Columbia bicycle group to host forum to help ease tensions between cyclists and motorists

According to a KOMU article:
The bicycle harassment ordinance has created cause for concern from both motorists and cyclists.

One Columbia cycling group, Columbia Multisport Club, is hosting a forum designed to help bridge the gap between motorists and cyclists. The club is trying to put a face on cyclists by reminding motorists that they are people in the community as well.

According to the board president, Mackenzie Rickman, the groups goals are to help answer questions, address some concerns, and provide a place for good discussion.

The groups also wants to dispel the image that they are a group of elitists.

"What we'd like to do is covey the image that we are not elitists who believe that we own the road." Said Tom Brinker owner of Cycle Extreme and member of the Columbia Multisport Club board.

The group also wants to begin a marketing campaign in the next few weeks that focuses on putting a face on cycling.

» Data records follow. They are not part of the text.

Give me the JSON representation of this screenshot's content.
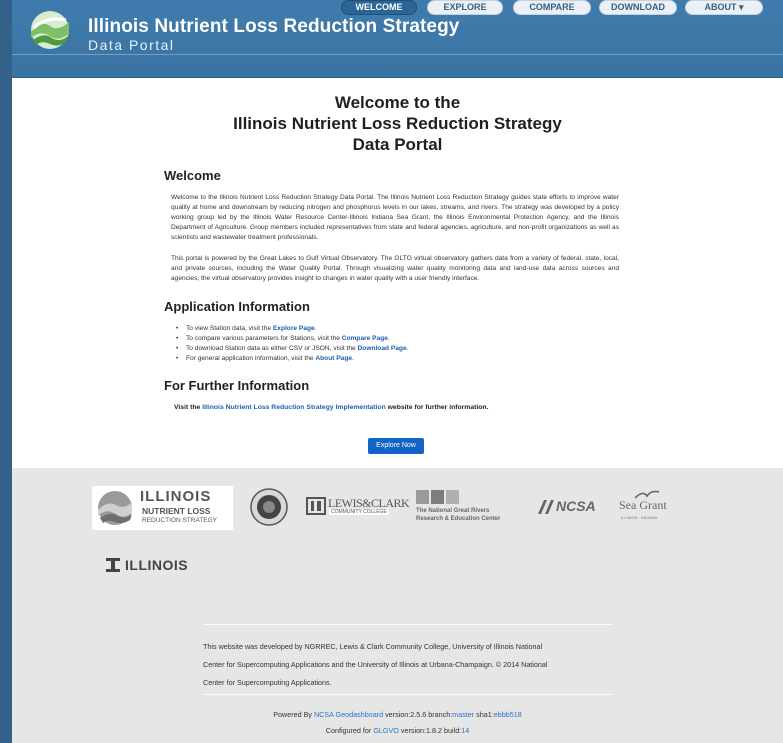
{
  "header": {
    "title": "Illinois Nutrient Loss Reduction Strategy",
    "subtitle": "Data Portal",
    "nav": [
      {
        "label": "WELCOME",
        "active": true
      },
      {
        "label": "EXPLORE",
        "active": false
      },
      {
        "label": "COMPARE",
        "active": false
      },
      {
        "label": "DOWNLOAD",
        "active": false
      },
      {
        "label": "ABOUT ▾",
        "active": false
      }
    ]
  },
  "main": {
    "heading_line1": "Welcome to the",
    "heading_line2": "Illinois Nutrient Loss Reduction Strategy",
    "heading_line3": "Data Portal",
    "welcome": {
      "title": "Welcome",
      "para1": "Welcome to the Illinois Nutrient Loss Reduction Strategy Data Portal. The Illinois Nutrient Loss Reduction Strategy guides state efforts to improve water quality at home and downstream by reducing nitrogen and phosphorus levels in our lakes, streams, and rivers. The strategy was developed by a policy working group led by the Illinois Water Resource Center-Illinois Indiana Sea Grant, the Illinois Environmental Protection Agency, and the Illinois Department of Agriculture. Group members included representatives from state and federal agencies, agriculture, and non-profit organizations as well as scientists and wastewater treatment professionals.",
      "para2": "This portal is powered by the Great Lakes to Gulf Virtual Observatory. The GLTG virtual observatory gathers data from a variety of federal, state, local, and private sources, including the Water Quality Portal. Through visualizing water quality monitoring data and land-use data across sources and agencies, the virtual observatory provides insight to changes in water quality with a user friendly interface."
    },
    "app_info": {
      "title": "Application Information",
      "items": [
        {
          "text": "To view Station data, visit the ",
          "link": "Explore Page",
          "end": "."
        },
        {
          "text": "To compare various parameters for Stations, visit the ",
          "link": "Compare Page",
          "end": "."
        },
        {
          "text": "To download Station data as either CSV or JSON, visit the ",
          "link": "Download Page",
          "end": "."
        },
        {
          "text": "For general application information, visit the ",
          "link": "About Page",
          "end": "."
        }
      ]
    },
    "further": {
      "title": "For Further Information",
      "prefix": "Visit the ",
      "link": "Illinois Nutrient Loss Reduction Strategy Implementation",
      "suffix": " website for further information."
    },
    "explore_button": "Explore Now"
  },
  "footer": {
    "logos": {
      "illinois_big": "ILLINOIS",
      "nutrient_loss": "NUTRIENT LOSS",
      "reduction": "REDUCTION STRATEGY",
      "lewis_clark": "LEWIS&CLARK",
      "lewis_clark_sub": "COMMUNITY COLLEGE",
      "ngrrec_1": "The National Great Rivers",
      "ngrrec_2": "Research & Education Center",
      "ncsa": "NCSA",
      "seagrant": "Sea Grant",
      "seagrant_sub": "ILLINOIS · INDIANA",
      "uiuc": "ILLINOIS"
    },
    "credit_line1": "This website was developed by NGRREC, Lewis & Clark Community College, University of Illinois National",
    "credit_line2": "Center for Supercomputing Applications and the University of Illinois at Urbana-Champaign. © 2014 National",
    "credit_line3": "Center for Supercomputing Applications.",
    "powered_prefix": "Powered By ",
    "powered_link": "NCSA Geodashboard",
    "powered_version": " version:2.5.6 branch:",
    "powered_branch": "master",
    "powered_sha_label": " sha1:",
    "powered_sha": "ebbb518",
    "configured_prefix": "Configured for ",
    "configured_link": "GLGVO",
    "configured_version": " version:1.8.2 build:",
    "configured_build": "14"
  }
}
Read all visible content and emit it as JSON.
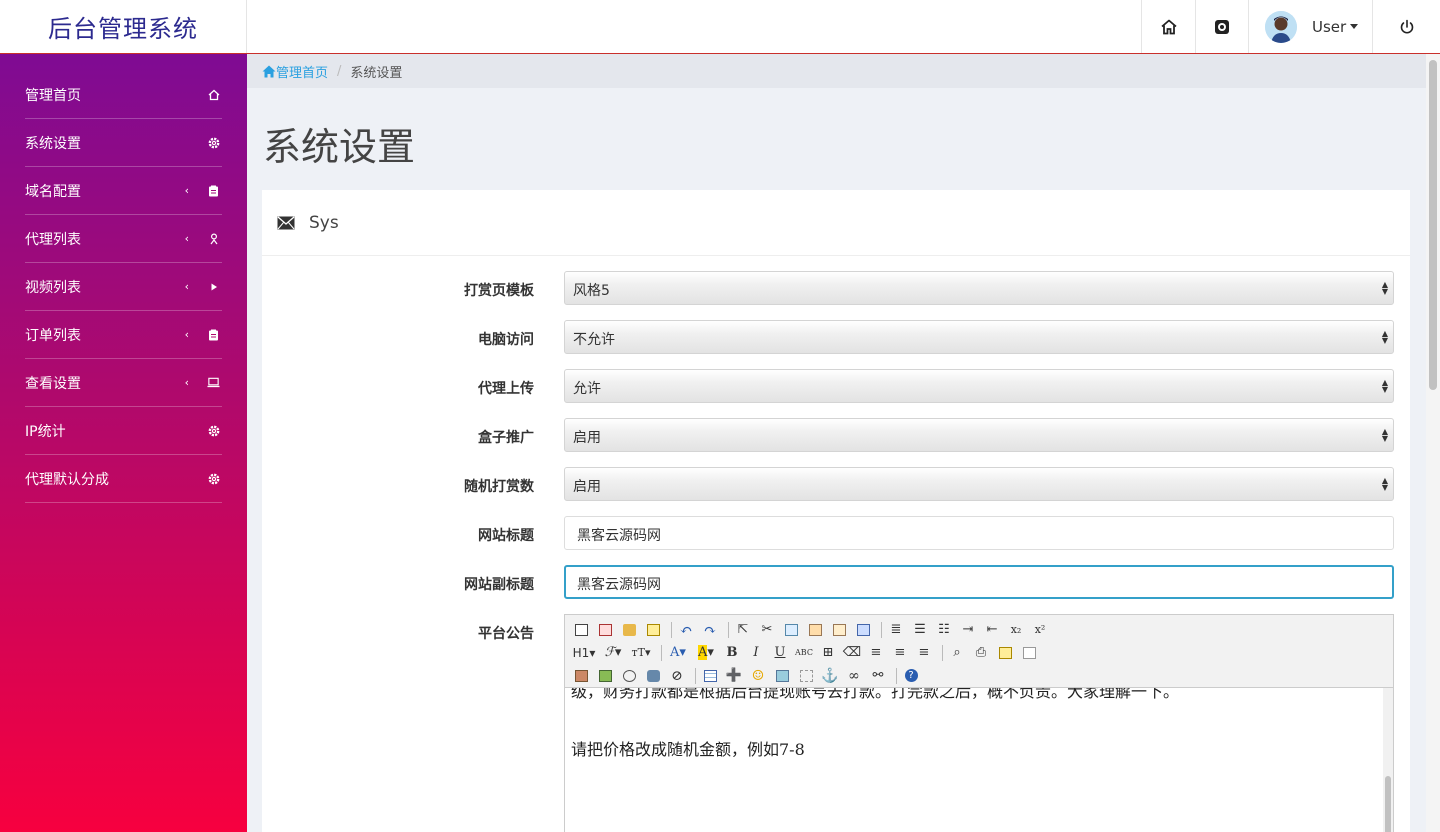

In an e-mail, Mackenzie Rickman, president of the Columbia Multisport Club, said "Our goal is to remind motorists that when they speed past a cyclist, cut them off, or throw things at them, the cyclist 'in the spandex' could be their doctor, pastor, coworker, etc...These cyclists are mothers, daughters, sons, friends, Tiger fans, taxpayers, etc."

The forum will take place Wednesday, August 12, at 7 p.m, at the ARC in Columbia.
A proposal to suspend the bicycle harassment ordinance, and another to expand the ordinance to include pedestrians and wheelchair users, will come before the Columbia City Council August 17th.

If you live in Columbia, it is very helpful to contact your city council members on this issue--click here for city council contact info.

MoBikeFed's position on the proposed changes to the bicyclist harassment ordinance:

* We oppose withdrawing or suspending the ordinance. That sends the wrong message to those (very few) bad and dangerous drivers who engage in harassment.

* We support a period of education about the ordinance--perhaps a period where police will help educate the public and write warning tickets.

* We strongly support expanding the scope of the ordinance to include all potentially affected groups, particularly pedestrians and wheelchair users.

* We strongly support education about the harassment ordinance, what it actually says, and why it is needed. Much of the controversy around the ordinance has come because people have misunderstood what it actually says.

* We strongly encourage education and enforcement of traffic laws and regulations for bicyclists. For instance, every Columbia college and university should include bicycle education information as part of new student orientation; every Columbia K-12 school should include appropriate bicycle education at specific grade levels.